Social wise it does not have the same degree of attention, such as covering the mechanisms behind colonialism, views on colonialism, the changing intellectual frameworks and European intellectual relationships to the non-Western world, colonial society, and even if it covers resistance to some extent, the ideologies behind it are not except in the broadest sense. Similarly the pressure groups which drove colonialism are not much focused upon, even the economic ones, beyond the most general sense. The book’s focus is overwhelmingly an economic one, with only some small amounts on other affairs towards the final chapter. Furthermore some of its primary sources are dubiously useful: it does not take needing a primary document of the Anglo-Moroccan treaty to understand that British citizens were allowed to purchase property and reside there, or that their ability to impose tariffs was restricted! Furthermore, in placing such intense focus on the economic aspect of these operations, it leaves much less room to important cultural, political, military, etc. reasons for European expansion and colonialism. It mentions the run up for example, to the British annexation of Egypt, but little about the vital importance for the British to protect their trade routes to India and secure the Suez Canal. And while France and Britain receive attention for their expansion, other powers are much less so, although to some extent this is inevitable in the nature of their much smaller empires.

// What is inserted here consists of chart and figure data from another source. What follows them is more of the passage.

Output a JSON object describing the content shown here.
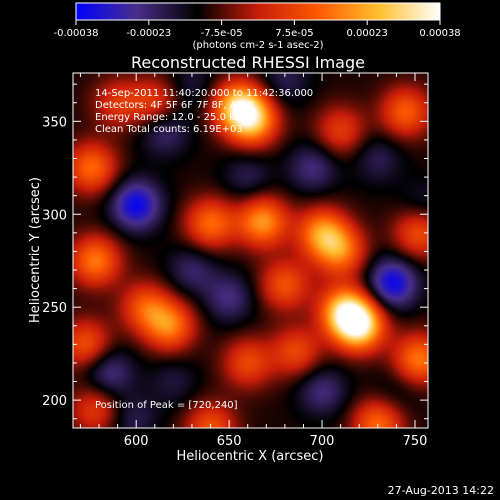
{
  "chart_data": {
    "type": "heatmap",
    "title": "Reconstructed RHESSI Image",
    "xlabel": "Heliocentric X (arcsec)",
    "ylabel": "Heliocentric Y (arcsec)",
    "xlim": [
      566,
      757
    ],
    "ylim": [
      185,
      376
    ],
    "xticks": [
      600,
      650,
      700,
      750
    ],
    "yticks": [
      200,
      250,
      300,
      350
    ],
    "colorbar": {
      "ticks": [
        "-0.00038",
        "-0.00023",
        "-7.5e-05",
        "7.5e-05",
        "0.00023",
        "0.00038"
      ],
      "range": [
        -0.00038,
        0.00038
      ],
      "unit_label": "(photons cm-2 s-1 asec-2)",
      "colors": [
        "#0000ff",
        "#4a2f8a",
        "#000000",
        "#c81c0a",
        "#ff5a00",
        "#ffc030",
        "#ffffff"
      ]
    },
    "annotations": [
      "14-Sep-2011 11:40:20.000 to 11:42:36.000",
      "Detectors: 4F 5F 6F 7F 8F, Att 0",
      "Energy Range: 12.0 - 25.0 keV",
      "Clean     Total counts: 6.19E+03"
    ],
    "peak_text": "Position of Peak = [720,240]",
    "peak": [
      720,
      240
    ],
    "sources": [
      {
        "x": 720,
        "y": 240,
        "v": 0.00038
      },
      {
        "x": 712,
        "y": 248,
        "v": 0.0003
      },
      {
        "x": 655,
        "y": 358,
        "v": 0.00032
      },
      {
        "x": 663,
        "y": 350,
        "v": 0.00026
      },
      {
        "x": 668,
        "y": 296,
        "v": 0.00026
      },
      {
        "x": 700,
        "y": 290,
        "v": 0.00024
      },
      {
        "x": 710,
        "y": 280,
        "v": 0.0002
      },
      {
        "x": 640,
        "y": 295,
        "v": 0.0002
      },
      {
        "x": 618,
        "y": 240,
        "v": 0.00022
      },
      {
        "x": 605,
        "y": 250,
        "v": 0.00016
      },
      {
        "x": 578,
        "y": 275,
        "v": 0.00022
      },
      {
        "x": 576,
        "y": 325,
        "v": 0.0002
      },
      {
        "x": 573,
        "y": 230,
        "v": 0.00016
      },
      {
        "x": 680,
        "y": 262,
        "v": 0.00016
      },
      {
        "x": 686,
        "y": 226,
        "v": 0.00014
      },
      {
        "x": 660,
        "y": 220,
        "v": 0.00014
      },
      {
        "x": 640,
        "y": 185,
        "v": 0.00016
      },
      {
        "x": 730,
        "y": 187,
        "v": 0.0002
      },
      {
        "x": 752,
        "y": 222,
        "v": 0.00022
      },
      {
        "x": 752,
        "y": 290,
        "v": 0.00016
      },
      {
        "x": 745,
        "y": 355,
        "v": 0.00018
      },
      {
        "x": 710,
        "y": 345,
        "v": 0.00012
      },
      {
        "x": 610,
        "y": 360,
        "v": 0.00012
      },
      {
        "x": 590,
        "y": 360,
        "v": 0.0001
      },
      {
        "x": 578,
        "y": 195,
        "v": 0.00012
      },
      {
        "x": 600,
        "y": 305,
        "v": -0.0003
      },
      {
        "x": 615,
        "y": 345,
        "v": -0.00018
      },
      {
        "x": 630,
        "y": 270,
        "v": -0.00016
      },
      {
        "x": 585,
        "y": 215,
        "v": -0.0002
      },
      {
        "x": 598,
        "y": 190,
        "v": -0.00014
      },
      {
        "x": 650,
        "y": 255,
        "v": -0.00018
      },
      {
        "x": 660,
        "y": 320,
        "v": -0.00014
      },
      {
        "x": 695,
        "y": 325,
        "v": -0.00018
      },
      {
        "x": 730,
        "y": 330,
        "v": -0.00014
      },
      {
        "x": 738,
        "y": 263,
        "v": -0.0003
      },
      {
        "x": 700,
        "y": 205,
        "v": -0.00018
      },
      {
        "x": 755,
        "y": 305,
        "v": -0.00012
      },
      {
        "x": 740,
        "y": 205,
        "v": -0.0001
      },
      {
        "x": 630,
        "y": 370,
        "v": -0.00012
      },
      {
        "x": 680,
        "y": 372,
        "v": -0.00014
      },
      {
        "x": 620,
        "y": 210,
        "v": -0.00012
      }
    ]
  },
  "footer": {
    "date_stamp": "27-Aug-2013 14:22"
  }
}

Ultimately, this is a history of colonialism, and while the elements of economic domination were important - for why colonialism developed, for its impacts, for its mechanisms, and for the consequences - even at the time they did not tell the whole picture, balanced as they were by extensive political, and cultural elements behind domination. Even more importantly, as noted above, it paints very little image of the effect upon the populations of colonized societies, and upon the long term impacts of colonialism. Given how complex the subject is, it is inevitable that there has to be a compromise, and for those interested in colonial history, late 18th and early 19th century economic and general history, the history of the industrial revolution, Latin American history which as mentioned it covers in quite some detail concerning informal imperialism and its economic development. and to some extent European political history, outside of Europe, in the same period. Although there generally is little which is truly revolutionary in the book, its well researched material, plentiful information, and thorough work makes it a useful introduction into the subject of colonialism’s economic reasonings, a good reference book, ans as a way to tie the field together for those more intensely involved in it.